Last night, I just felt so strange. I had a difficult week at work and I was anxiously waiting for a response back from the guy that I’m currently talking to. This strange feeling was so familiar. But now I know that it was the beginning of depression.
I haven’t felt the “rock bottom” component of depression in many years. And I feel like I blocked that feeling from myself. So much that depression and deep depression feels like it’s something new.
I started doing my daily journals last night while listening to my “mental health” playlist. I desperately wanted to cry in hopes to make me feel better. And then the song ” After the Storm” from Mumford & Songs began playing. There is this one lyric that I always have in the back of my mind when I need it. And that lyric immediately made me cry, ” But there will come a time, you’ll see, with no more tears. And love will not break your heart, but dismiss your fears.”.
This cry was different. It wasn’t an anxiety cry, it was depression.
I was able to fall asleep and sleep through the night ( *knock on wood). But when I woke up, I had no urgency to get up as I usually do. I felt like I didn’t have any ounce of energy. However, it wasn’t the same exhaustion as I usually get from work. It was an emotional exhaustion.
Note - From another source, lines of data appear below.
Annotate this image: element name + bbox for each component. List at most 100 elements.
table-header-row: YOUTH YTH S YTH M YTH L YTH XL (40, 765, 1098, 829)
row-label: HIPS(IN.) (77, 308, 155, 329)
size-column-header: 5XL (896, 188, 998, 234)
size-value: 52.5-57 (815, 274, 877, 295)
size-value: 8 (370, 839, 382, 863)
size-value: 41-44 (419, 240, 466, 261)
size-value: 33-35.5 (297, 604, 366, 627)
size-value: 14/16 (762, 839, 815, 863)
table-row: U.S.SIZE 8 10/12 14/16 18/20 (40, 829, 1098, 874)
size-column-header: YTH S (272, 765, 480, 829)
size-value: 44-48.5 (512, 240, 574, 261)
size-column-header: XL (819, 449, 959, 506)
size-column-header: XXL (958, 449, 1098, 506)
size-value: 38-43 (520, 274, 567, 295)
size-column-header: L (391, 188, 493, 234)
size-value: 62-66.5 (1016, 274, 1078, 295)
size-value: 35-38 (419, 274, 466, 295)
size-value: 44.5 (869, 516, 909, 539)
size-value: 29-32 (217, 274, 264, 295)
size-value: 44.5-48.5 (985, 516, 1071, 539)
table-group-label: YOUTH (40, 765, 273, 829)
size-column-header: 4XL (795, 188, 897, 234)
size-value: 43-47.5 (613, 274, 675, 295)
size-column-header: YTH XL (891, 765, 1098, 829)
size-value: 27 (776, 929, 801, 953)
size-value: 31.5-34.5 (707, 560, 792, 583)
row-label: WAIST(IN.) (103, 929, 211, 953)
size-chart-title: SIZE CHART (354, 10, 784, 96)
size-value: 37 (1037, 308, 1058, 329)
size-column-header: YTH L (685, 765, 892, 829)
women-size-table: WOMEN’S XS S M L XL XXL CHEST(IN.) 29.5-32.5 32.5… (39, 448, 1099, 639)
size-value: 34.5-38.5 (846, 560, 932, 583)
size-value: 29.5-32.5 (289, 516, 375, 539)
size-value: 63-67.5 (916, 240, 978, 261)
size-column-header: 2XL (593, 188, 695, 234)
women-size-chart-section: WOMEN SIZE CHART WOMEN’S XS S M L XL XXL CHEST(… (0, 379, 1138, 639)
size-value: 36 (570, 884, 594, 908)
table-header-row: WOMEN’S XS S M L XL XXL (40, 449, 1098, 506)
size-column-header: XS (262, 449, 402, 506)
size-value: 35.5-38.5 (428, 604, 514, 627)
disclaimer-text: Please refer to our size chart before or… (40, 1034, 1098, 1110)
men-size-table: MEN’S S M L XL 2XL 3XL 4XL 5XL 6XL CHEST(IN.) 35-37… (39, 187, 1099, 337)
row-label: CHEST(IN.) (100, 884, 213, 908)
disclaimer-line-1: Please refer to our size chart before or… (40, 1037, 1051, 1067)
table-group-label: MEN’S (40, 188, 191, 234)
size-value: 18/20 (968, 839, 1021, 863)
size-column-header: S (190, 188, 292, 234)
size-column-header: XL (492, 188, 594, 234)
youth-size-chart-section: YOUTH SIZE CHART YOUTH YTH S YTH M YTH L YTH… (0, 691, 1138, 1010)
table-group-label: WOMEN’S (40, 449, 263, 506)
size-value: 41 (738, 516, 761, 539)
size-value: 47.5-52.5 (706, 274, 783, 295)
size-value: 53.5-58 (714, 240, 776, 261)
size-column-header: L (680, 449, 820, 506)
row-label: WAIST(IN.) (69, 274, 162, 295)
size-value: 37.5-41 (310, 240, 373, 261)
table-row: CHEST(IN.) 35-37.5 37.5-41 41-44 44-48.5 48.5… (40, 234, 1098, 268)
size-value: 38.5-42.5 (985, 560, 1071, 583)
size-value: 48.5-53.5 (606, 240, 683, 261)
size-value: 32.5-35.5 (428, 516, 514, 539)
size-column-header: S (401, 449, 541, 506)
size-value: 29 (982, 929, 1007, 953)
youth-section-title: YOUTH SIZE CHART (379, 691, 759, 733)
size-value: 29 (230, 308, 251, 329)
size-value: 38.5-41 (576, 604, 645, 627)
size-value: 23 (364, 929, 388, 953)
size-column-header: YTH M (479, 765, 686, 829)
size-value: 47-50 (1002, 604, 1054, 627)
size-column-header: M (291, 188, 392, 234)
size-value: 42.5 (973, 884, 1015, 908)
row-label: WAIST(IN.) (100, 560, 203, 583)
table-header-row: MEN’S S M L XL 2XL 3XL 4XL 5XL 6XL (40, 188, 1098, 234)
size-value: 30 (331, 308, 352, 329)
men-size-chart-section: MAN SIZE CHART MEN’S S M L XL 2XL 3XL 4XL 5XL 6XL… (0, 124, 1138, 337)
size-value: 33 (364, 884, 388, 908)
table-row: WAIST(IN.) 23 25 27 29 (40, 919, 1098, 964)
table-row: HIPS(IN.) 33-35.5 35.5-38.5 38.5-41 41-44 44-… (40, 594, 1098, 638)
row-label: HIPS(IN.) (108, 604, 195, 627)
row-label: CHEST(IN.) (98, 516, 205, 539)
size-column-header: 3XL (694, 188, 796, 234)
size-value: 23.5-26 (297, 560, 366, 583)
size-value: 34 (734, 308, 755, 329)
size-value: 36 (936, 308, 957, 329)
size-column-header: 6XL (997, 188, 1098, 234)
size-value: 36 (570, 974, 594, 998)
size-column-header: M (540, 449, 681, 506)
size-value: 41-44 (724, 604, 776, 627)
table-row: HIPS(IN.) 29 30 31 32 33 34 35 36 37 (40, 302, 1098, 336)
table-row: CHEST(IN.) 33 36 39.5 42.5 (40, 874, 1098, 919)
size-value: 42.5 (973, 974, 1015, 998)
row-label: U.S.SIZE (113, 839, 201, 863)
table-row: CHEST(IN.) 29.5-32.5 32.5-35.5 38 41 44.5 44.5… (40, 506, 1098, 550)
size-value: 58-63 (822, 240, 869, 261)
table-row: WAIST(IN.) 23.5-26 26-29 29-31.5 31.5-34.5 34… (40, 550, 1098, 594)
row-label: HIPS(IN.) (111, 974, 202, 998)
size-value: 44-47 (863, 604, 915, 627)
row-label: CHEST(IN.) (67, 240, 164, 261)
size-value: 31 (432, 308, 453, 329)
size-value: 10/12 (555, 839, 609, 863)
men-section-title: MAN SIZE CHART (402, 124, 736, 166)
I was able to get some cleaning done and do my laundry. I took a shower, because I had planned to go to a store just to get out of the house. But after lunch, I just sat in my chair in my room with a constant worry and looked at my phone for any text from him. I knew that getting out of the house would make me feel better, but I couldn’t.
Then I laid on my bed and fell asleep. I had 8 hours of sleep last night, I had caffeine in the morning and I wasn’t ill. So it was very strange that I took a nap in the middle of the afternoon that didn’t have to do with a lack of sleep or being sick.
Again, it was depression.
After a couple of hours of feeling suicidal, feeling worthless, feeling like I will never feel loved.
I finally got the energy to eat something and journal my feelings.
As soon as I started to write down my feelings about the guy. I began to pray and talk to God, which I have done pretty often when I was in a dark depression. I just kept on asking him…WHY? Why bring so many guys in my life that have no interest in me, but talk to me, as if they do like me. Why are they just teasing me and playing with me, then just to hurt me. I’m 31 years old, I’m tired of this!
I had been crying on and off today. Sometimes with or without a warning. And there were many moments where I was in the living room and just started crying. Then I hear a family member walk towards my direction and I quickly have to wipe my tears.
(It’s 7:16 PM and I’m soo sleepy at the moment.)
What I wanted for this new year was….to be OKAY.
I didn’t want to be happy, I didn’t want to have the best year ever.
I just wanted to be OKAY.
We’re 16 days into the new year and I’m already struggling.